“Strive not to be a success, but rather to be of value.”
Albert Einstein
Take this, Hesse…you’ve got sarcasm dripping down onto your shirt.
The story of Hans Geibenrath’s journey toward maturity marks the beginning of Hermann Hesse’s infatuation with the topic. Despite lacking the depth and range of Demian, Beneath The Wheel explores the concept at a truly accessible level. Hesse’s brilliant and poetic style, though kept in relative check through this book, adds to the sheer pleasure of turning these pages.
Hesse explores three major crossroads in Hans’ journey.
First, the academy, and the social institution of scholarship and its general policies, plows irreverently across Hans’ road and he speeds to his right and left chasing the glories of academic fertility.
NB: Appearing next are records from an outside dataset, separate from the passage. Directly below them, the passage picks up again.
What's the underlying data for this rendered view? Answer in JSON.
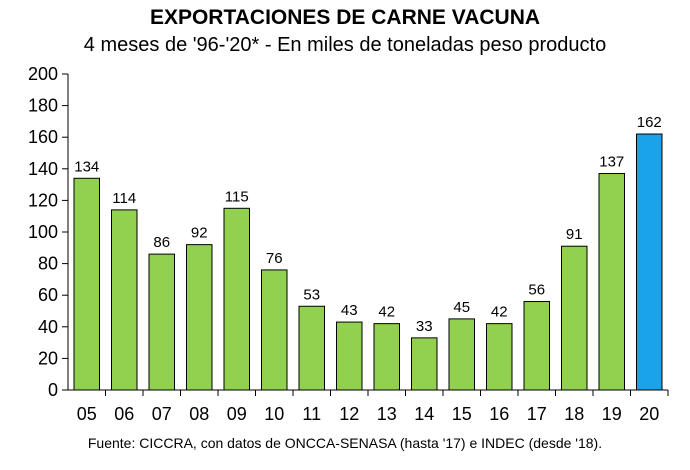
{
  "chart_data": {
    "type": "bar",
    "title": "EXPORTACIONES DE CARNE VACUNA",
    "subtitle": "4 meses de '96-'20* - En miles de toneladas peso producto",
    "source": "Fuente: CICCRA, con datos de ONCCA-SENASA (hasta '17) e INDEC (desde '18).",
    "categories": [
      "05",
      "06",
      "07",
      "08",
      "09",
      "10",
      "11",
      "12",
      "13",
      "14",
      "15",
      "16",
      "17",
      "18",
      "19",
      "20"
    ],
    "values": [
      134,
      114,
      86,
      92,
      115,
      76,
      53,
      43,
      42,
      33,
      45,
      42,
      56,
      91,
      137,
      162
    ],
    "value_labels": [
      "134",
      "114",
      "86",
      "92",
      "115",
      "76",
      "53",
      "43",
      "42",
      "33",
      "45",
      "42",
      "56",
      "91",
      "137",
      "162"
    ],
    "yticks": [
      "0",
      "20",
      "40",
      "60",
      "80",
      "100",
      "120",
      "140",
      "160",
      "180",
      "200"
    ],
    "ylim": [
      0,
      200
    ],
    "xlabel": "",
    "ylabel": "",
    "grid": false,
    "colors": {
      "default_bar": "#92D050",
      "highlight_bar": "#1AA3EA",
      "bar_edge": "#000000"
    },
    "highlight_index": 15
  }
}
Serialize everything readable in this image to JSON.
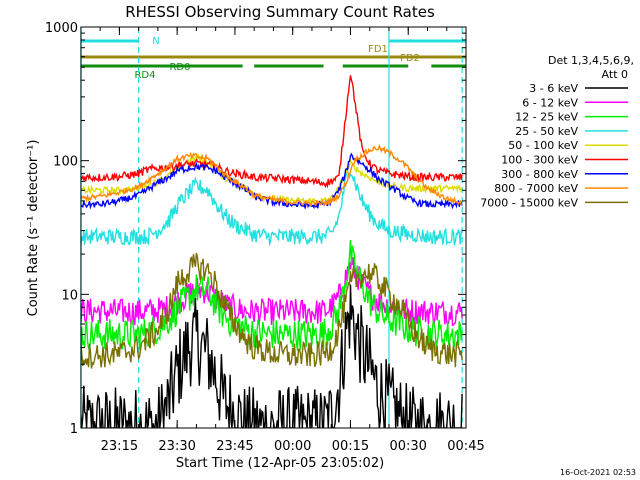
{
  "chart_data": {
    "type": "line",
    "title": "RHESSI Observing Summary Count Rates",
    "xlabel": "Start Time (12-Apr-05 23:05:02)",
    "ylabel": "Count Rate (s⁻¹ detector⁻¹)",
    "y_scale": "log",
    "ylim": [
      1,
      1000
    ],
    "xlim": [
      "23:05:02",
      "00:45:00"
    ],
    "x_ticks": [
      "23:15",
      "23:30",
      "23:45",
      "00:00",
      "00:15",
      "00:30",
      "00:45"
    ],
    "y_ticks": [
      "1",
      "10",
      "100",
      "1000"
    ],
    "grid": false,
    "legend_position": "right",
    "legend_header": [
      "Det 1,3,4,5,6,9,",
      "Att 0"
    ],
    "timestamp": "16-Oct-2021 02:53",
    "flags": [
      {
        "label": "N",
        "color": "#22e0e0",
        "segments": [
          [
            "23:05",
            "23:20"
          ],
          [
            "00:25",
            "00:45"
          ]
        ]
      },
      {
        "label": "FD1",
        "color": "#9c8a10",
        "segments": [
          [
            "23:05",
            "00:45"
          ]
        ]
      },
      {
        "label": "FD2",
        "color": "#9c8a10",
        "segments": []
      },
      {
        "label": "RD0",
        "color": "#108c10",
        "segments": [
          [
            "23:05",
            "23:47"
          ],
          [
            "23:50",
            "00:08"
          ],
          [
            "00:13",
            "00:30"
          ],
          [
            "00:36",
            "00:45"
          ]
        ]
      },
      {
        "label": "RD4",
        "color": "#108c10",
        "segments": []
      }
    ],
    "vlines": [
      {
        "time": "23:05",
        "style": "solid",
        "color": "#22e0e0"
      },
      {
        "time": "23:20",
        "style": "dashed",
        "color": "#22e0e0"
      },
      {
        "time": "00:25",
        "style": "solid",
        "color": "#22e0e0"
      },
      {
        "time": "00:44",
        "style": "dashed",
        "color": "#22e0e0"
      }
    ],
    "x": [
      "23:05",
      "23:10",
      "23:15",
      "23:20",
      "23:22",
      "23:25",
      "23:28",
      "23:30",
      "23:33",
      "23:35",
      "23:38",
      "23:40",
      "23:42",
      "23:45",
      "23:48",
      "23:50",
      "23:55",
      "00:00",
      "00:05",
      "00:08",
      "00:10",
      "00:12",
      "00:14",
      "00:15",
      "00:16",
      "00:18",
      "00:20",
      "00:22",
      "00:25",
      "00:28",
      "00:30",
      "00:32",
      "00:35",
      "00:40",
      "00:44"
    ],
    "series": [
      {
        "name": "3 - 6 keV",
        "color": "#000000",
        "values": [
          1,
          1,
          1,
          1,
          1,
          1,
          1.6,
          2.6,
          4.1,
          4.6,
          3.5,
          2.5,
          1.6,
          1.3,
          1,
          1,
          1,
          1,
          1,
          1,
          1.2,
          2.1,
          5.5,
          7.5,
          6,
          3.8,
          2.8,
          2,
          1.5,
          1.2,
          1,
          1,
          1,
          1,
          1
        ]
      },
      {
        "name": "6 - 12 keV",
        "color": "#ff00ff",
        "values": [
          7.5,
          7.5,
          7.4,
          7.4,
          7.5,
          7.6,
          8,
          8.8,
          10,
          11,
          10.5,
          9.5,
          8.5,
          7.8,
          7.5,
          7.4,
          7.4,
          7.4,
          7.4,
          7.4,
          8,
          9.5,
          14,
          17,
          15,
          12,
          10,
          9,
          8.2,
          7.8,
          7.5,
          7.5,
          7.4,
          7.4,
          7.4
        ]
      },
      {
        "name": "12 - 25 keV",
        "color": "#00ee00",
        "values": [
          5,
          5,
          5,
          5,
          5.2,
          5.6,
          6.5,
          7.8,
          9.5,
          11,
          10.5,
          8.5,
          7,
          6,
          5.5,
          5.2,
          5,
          5,
          5,
          5.1,
          5.8,
          7.5,
          14,
          20,
          16,
          12,
          9,
          7.5,
          6.5,
          6,
          5.5,
          5.3,
          5.1,
          5,
          5
        ]
      },
      {
        "name": "25 - 50 keV",
        "color": "#22e0e0",
        "values": [
          27,
          27,
          27,
          27,
          27,
          30,
          36,
          46,
          58,
          65,
          60,
          48,
          40,
          33,
          30,
          28,
          27,
          27,
          27,
          27,
          28,
          38,
          75,
          90,
          72,
          50,
          40,
          34,
          30,
          29,
          28,
          28,
          27,
          27,
          27
        ]
      },
      {
        "name": "50 - 100 keV",
        "color": "#dddd00",
        "values": [
          60,
          60,
          60,
          62,
          65,
          70,
          78,
          88,
          100,
          105,
          98,
          88,
          75,
          68,
          62,
          55,
          52,
          50,
          50,
          50,
          52,
          62,
          85,
          95,
          90,
          80,
          75,
          70,
          65,
          63,
          62,
          62,
          62,
          62,
          62
        ]
      },
      {
        "name": "100 - 300 keV",
        "color": "#ff0000",
        "values": [
          75,
          75,
          76,
          80,
          85,
          88,
          90,
          92,
          94,
          95,
          94,
          90,
          85,
          80,
          78,
          75,
          74,
          72,
          70,
          68,
          70,
          75,
          250,
          460,
          300,
          120,
          95,
          85,
          80,
          78,
          76,
          75,
          75,
          75,
          75
        ]
      },
      {
        "name": "300 - 800 keV",
        "color": "#0000ff",
        "values": [
          47,
          47,
          50,
          55,
          60,
          68,
          76,
          84,
          88,
          90,
          88,
          84,
          76,
          68,
          60,
          54,
          49,
          47,
          46,
          47,
          50,
          60,
          85,
          110,
          105,
          95,
          85,
          74,
          65,
          57,
          52,
          49,
          47,
          47,
          47
        ]
      },
      {
        "name": "800 - 7000 keV",
        "color": "#ff8800",
        "values": [
          52,
          54,
          58,
          64,
          70,
          80,
          92,
          103,
          108,
          108,
          103,
          92,
          80,
          70,
          62,
          55,
          51,
          49,
          48,
          48,
          50,
          55,
          70,
          85,
          100,
          110,
          120,
          125,
          115,
          100,
          88,
          75,
          62,
          52,
          48
        ]
      },
      {
        "name": "7000 - 15000 keV",
        "color": "#7a7000",
        "values": [
          3.5,
          3.5,
          3.6,
          4,
          4.5,
          5.5,
          8,
          12,
          15,
          16.5,
          15,
          12,
          8.5,
          6,
          4.5,
          4,
          3.6,
          3.5,
          3.5,
          3.6,
          4,
          5.5,
          9,
          12,
          13,
          14,
          14.5,
          13,
          10,
          8,
          6,
          5,
          4,
          3.6,
          3.5
        ]
      }
    ]
  }
}
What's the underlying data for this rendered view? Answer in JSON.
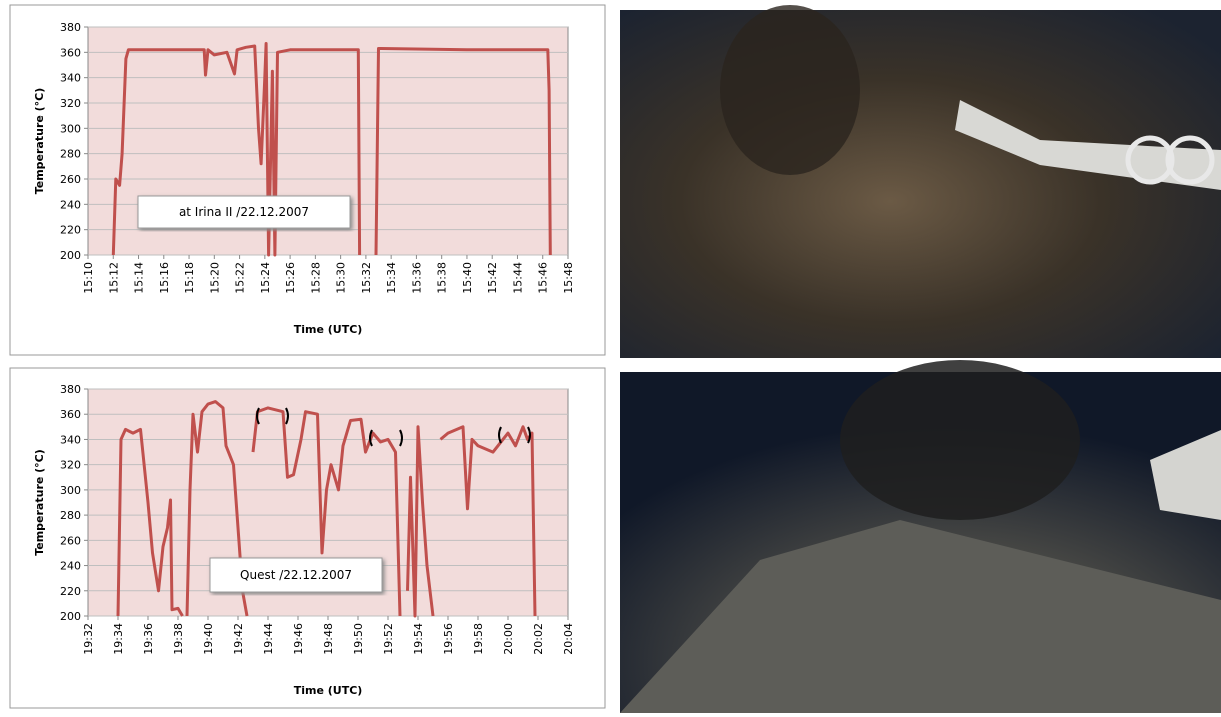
{
  "chart_data": [
    {
      "type": "line",
      "color": "#c0504d",
      "ylabel": "Temperature (°C)",
      "xlabel": "Time (UTC)",
      "annotation": "at Irina II /22.12.2007",
      "xlim": [
        910,
        948
      ],
      "ylim": [
        200,
        380
      ],
      "yticks": [
        200,
        220,
        240,
        260,
        280,
        300,
        320,
        340,
        360,
        380
      ],
      "xticks": [
        {
          "value": 910,
          "label": "15:10"
        },
        {
          "value": 912,
          "label": "15:12"
        },
        {
          "value": 914,
          "label": "15:14"
        },
        {
          "value": 916,
          "label": "15:16"
        },
        {
          "value": 918,
          "label": "15:18"
        },
        {
          "value": 920,
          "label": "15:20"
        },
        {
          "value": 922,
          "label": "15:22"
        },
        {
          "value": 924,
          "label": "15:24"
        },
        {
          "value": 926,
          "label": "15:26"
        },
        {
          "value": 928,
          "label": "15:28"
        },
        {
          "value": 930,
          "label": "15:30"
        },
        {
          "value": 932,
          "label": "15:32"
        },
        {
          "value": 934,
          "label": "15:34"
        },
        {
          "value": 936,
          "label": "15:36"
        },
        {
          "value": 938,
          "label": "15:38"
        },
        {
          "value": 940,
          "label": "15:40"
        },
        {
          "value": 942,
          "label": "15:42"
        },
        {
          "value": 944,
          "label": "15:44"
        },
        {
          "value": 946,
          "label": "15:46"
        },
        {
          "value": 948,
          "label": "15:48"
        }
      ],
      "x": [
        912.0,
        912.2,
        912.5,
        912.7,
        913.0,
        913.2,
        919.2,
        919.3,
        919.5,
        920.0,
        921.0,
        921.6,
        921.8,
        922.5,
        923.2,
        923.5,
        923.7,
        924.0,
        924.1,
        924.3,
        924.6,
        924.8,
        925.0,
        926.0,
        931.4,
        931.5,
        932.0,
        932.8,
        933.0,
        940.0,
        946.4,
        946.5,
        946.6
      ],
      "values": [
        200,
        260,
        255,
        280,
        355,
        362,
        362,
        342,
        362,
        358,
        360,
        343,
        362,
        364,
        365,
        300,
        272,
        340,
        367,
        200,
        345,
        200,
        360,
        362,
        362,
        200,
        null,
        200,
        363,
        362,
        362,
        330,
        200
      ]
    },
    {
      "type": "line",
      "color": "#c0504d",
      "ylabel": "Temperature (°C)",
      "xlabel": "Time (UTC)",
      "annotation": "Quest /22.12.2007",
      "xlim": [
        1172,
        1204
      ],
      "ylim": [
        200,
        380
      ],
      "yticks": [
        200,
        220,
        240,
        260,
        280,
        300,
        320,
        340,
        360,
        380
      ],
      "xticks": [
        {
          "value": 1172,
          "label": "19:32"
        },
        {
          "value": 1174,
          "label": "19:34"
        },
        {
          "value": 1176,
          "label": "19:36"
        },
        {
          "value": 1178,
          "label": "19:38"
        },
        {
          "value": 1180,
          "label": "19:40"
        },
        {
          "value": 1182,
          "label": "19:42"
        },
        {
          "value": 1184,
          "label": "19:44"
        },
        {
          "value": 1186,
          "label": "19:46"
        },
        {
          "value": 1188,
          "label": "19:48"
        },
        {
          "value": 1190,
          "label": "19:50"
        },
        {
          "value": 1192,
          "label": "19:52"
        },
        {
          "value": 1194,
          "label": "19:54"
        },
        {
          "value": 1196,
          "label": "19:56"
        },
        {
          "value": 1198,
          "label": "19:58"
        },
        {
          "value": 1200,
          "label": "20:00"
        },
        {
          "value": 1202,
          "label": "20:02"
        },
        {
          "value": 1204,
          "label": "20:04"
        }
      ],
      "x": [
        1174.0,
        1174.2,
        1174.5,
        1175.0,
        1175.5,
        1176.0,
        1176.3,
        1176.7,
        1177.0,
        1177.3,
        1177.5,
        1177.6,
        1178.0,
        1178.3,
        1178.45,
        1178.6,
        1178.8,
        1179.0,
        1179.3,
        1179.6,
        1180.0,
        1180.5,
        1181.0,
        1181.2,
        1181.7,
        1182.0,
        1182.3,
        1182.6,
        1182.8,
        1183.0,
        1183.3,
        1184.0,
        1185.0,
        1185.3,
        1185.7,
        1186.2,
        1186.5,
        1187.3,
        1187.6,
        1187.9,
        1188.2,
        1188.7,
        1189.0,
        1189.5,
        1190.2,
        1190.5,
        1191.0,
        1191.5,
        1192.0,
        1192.5,
        1192.8,
        1193.0,
        1193.3,
        1193.5,
        1193.8,
        1194.0,
        1194.3,
        1194.6,
        1195.0,
        1195.2,
        1195.5,
        1196.0,
        1197.0,
        1197.3,
        1197.6,
        1198.0,
        1199.0,
        1200.0,
        1200.5,
        1201.0,
        1201.3,
        1201.6,
        1201.8
      ],
      "values": [
        200,
        340,
        348,
        345,
        348,
        290,
        250,
        220,
        255,
        270,
        292,
        205,
        206,
        200,
        null,
        200,
        300,
        360,
        330,
        362,
        368,
        370,
        365,
        335,
        320,
        270,
        220,
        200,
        null,
        330,
        362,
        365,
        362,
        310,
        312,
        340,
        362,
        360,
        250,
        300,
        320,
        300,
        335,
        355,
        356,
        330,
        345,
        338,
        340,
        330,
        200,
        null,
        220,
        310,
        200,
        350,
        290,
        240,
        200,
        null,
        340,
        345,
        350,
        285,
        340,
        335,
        330,
        345,
        335,
        350,
        340,
        345,
        200
      ]
    }
  ]
}
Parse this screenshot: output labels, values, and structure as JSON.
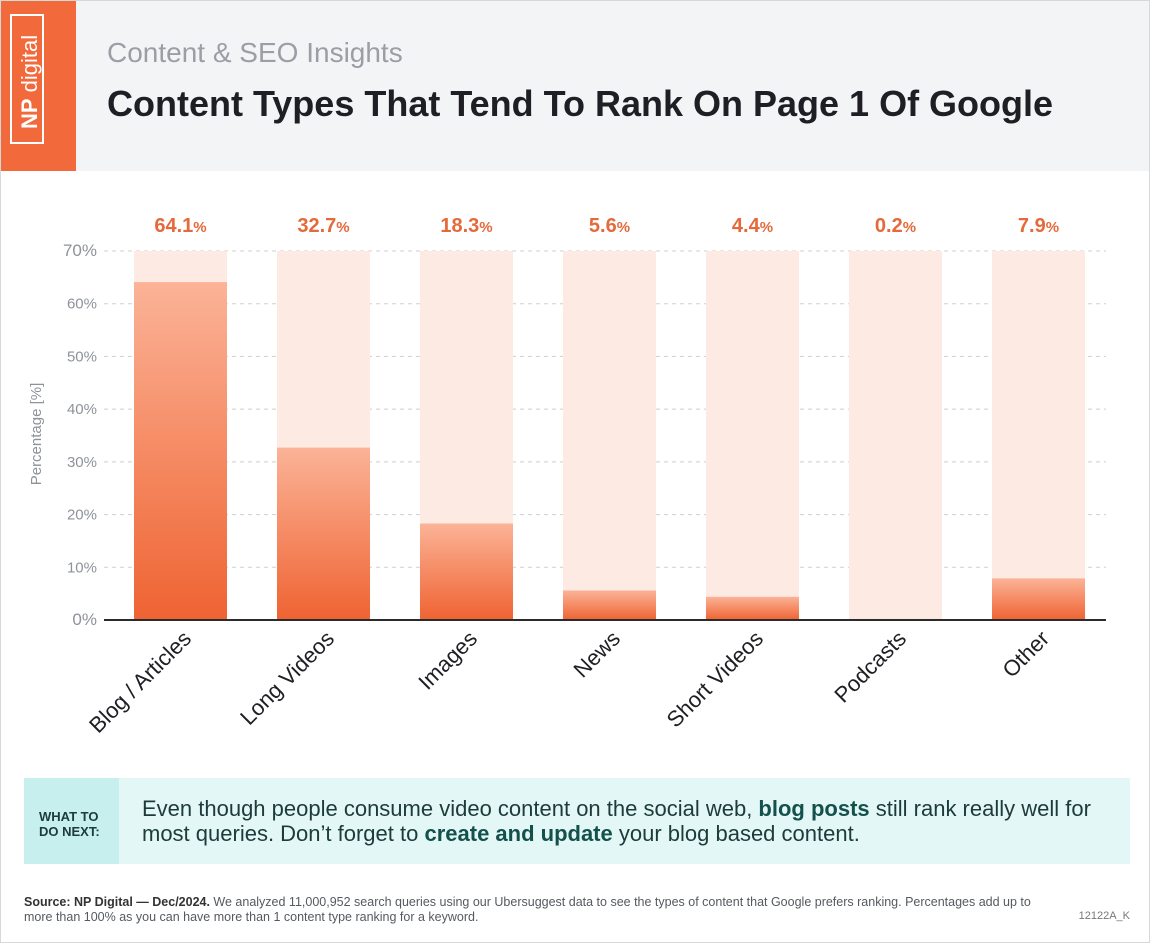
{
  "header": {
    "brand_np": "NP",
    "brand_digital": "digital",
    "subtitle": "Content & SEO Insights",
    "title": "Content Types That Tend To Rank On Page 1 Of Google"
  },
  "colors": {
    "bar_top": "#fbb397",
    "bar_bottom": "#ef6332",
    "bar_track": "#fdeae3",
    "value_label": "#e5693a",
    "brand": "#f2693c",
    "callout_bg": "#e3f7f6",
    "callout_label_bg": "#c6efed"
  },
  "chart_data": {
    "type": "bar",
    "categories": [
      "Blog / Articles",
      "Long Videos",
      "Images",
      "News",
      "Short Videos",
      "Podcasts",
      "Other"
    ],
    "values": [
      64.1,
      32.7,
      18.3,
      5.6,
      4.4,
      0.2,
      7.9
    ],
    "value_labels": [
      "64.1",
      "32.7",
      "18.3",
      "5.6",
      "4.4",
      "0.2",
      "7.9"
    ],
    "value_suffix": "%",
    "ylabel": "Percentage [%]",
    "ylim": [
      0,
      70
    ],
    "yticks": [
      0,
      10,
      20,
      30,
      40,
      50,
      60,
      70
    ],
    "ytick_labels": [
      "0%",
      "10%",
      "20%",
      "30%",
      "40%",
      "50%",
      "60%",
      "70%"
    ],
    "grid": true
  },
  "callout": {
    "label": "WHAT TO DO NEXT:",
    "text_1": "Even though people consume video content on the social web, ",
    "bold_1": "blog posts",
    "text_2": " still rank really well for most queries. Don’t forget to ",
    "bold_2": "create and update",
    "text_3": " your blog based content."
  },
  "footer": {
    "source_label": "Source:  NP Digital — Dec/2024.",
    "source_text": " We analyzed 11,000,952 search queries using our Ubersuggest data to see the types of content that Google prefers ranking. Percentages add up to more than 100% as you can have more than 1 content type ranking for a keyword.",
    "code": "12122A_K"
  }
}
Alongside him, schoolmasters, instructors, priests and parents zoom by with dust, debris and the occasional body spitting behind their vehicles. Hesse sarcastically impales these people and accuses them of repressing the liquor of curiosity naturally imbibed in youth. They tirelessly spark ambitious conceit within the child’s breast and feed the flame of their own pompous self-worth. Split from nature and the instinctive inclination to indulge in youthful fascinations, Hans excels in the world of academia but drowns in the muck of arrogance and reckless ambition.
But Hans cannot escape the natural influence of his peers and eventually gives up scholarly politics and continues along his road. Suddenly, and quite beyond his control, love, or its physiological affectation, intersects his path seemingly from behind. Unlike the academic realm, the fork leading to love cannot be avoided and he cannot turn about and resume his journey from the road he had once traversed. This compulsive turn had revived him, had opened his heart to a very primal physiological state quite opposite from the mental fortifications he had built throughout his youth.
He approaches the last crossroads, filled at every corner with riotous drunkards and cigar-puffing hyenas herded together according to their crafts. The people he had once scorned and at whose existence he had scoffed at, the people he had loathed, who had motivated him to escape their vocational fate, living their kind of deplorable life as base workers and laborers, artisans and tradesmen, now transformed into a kind of living knowledge. Hans saw them now, though through a drunken haze, as men who chose to live what others chose to study from the wall. And beyond this intersection, Hans might have seen his destiny beneath the wheel – grinding down the path of his life under the gloomy routine and dull anguish of the machinist and locksmith.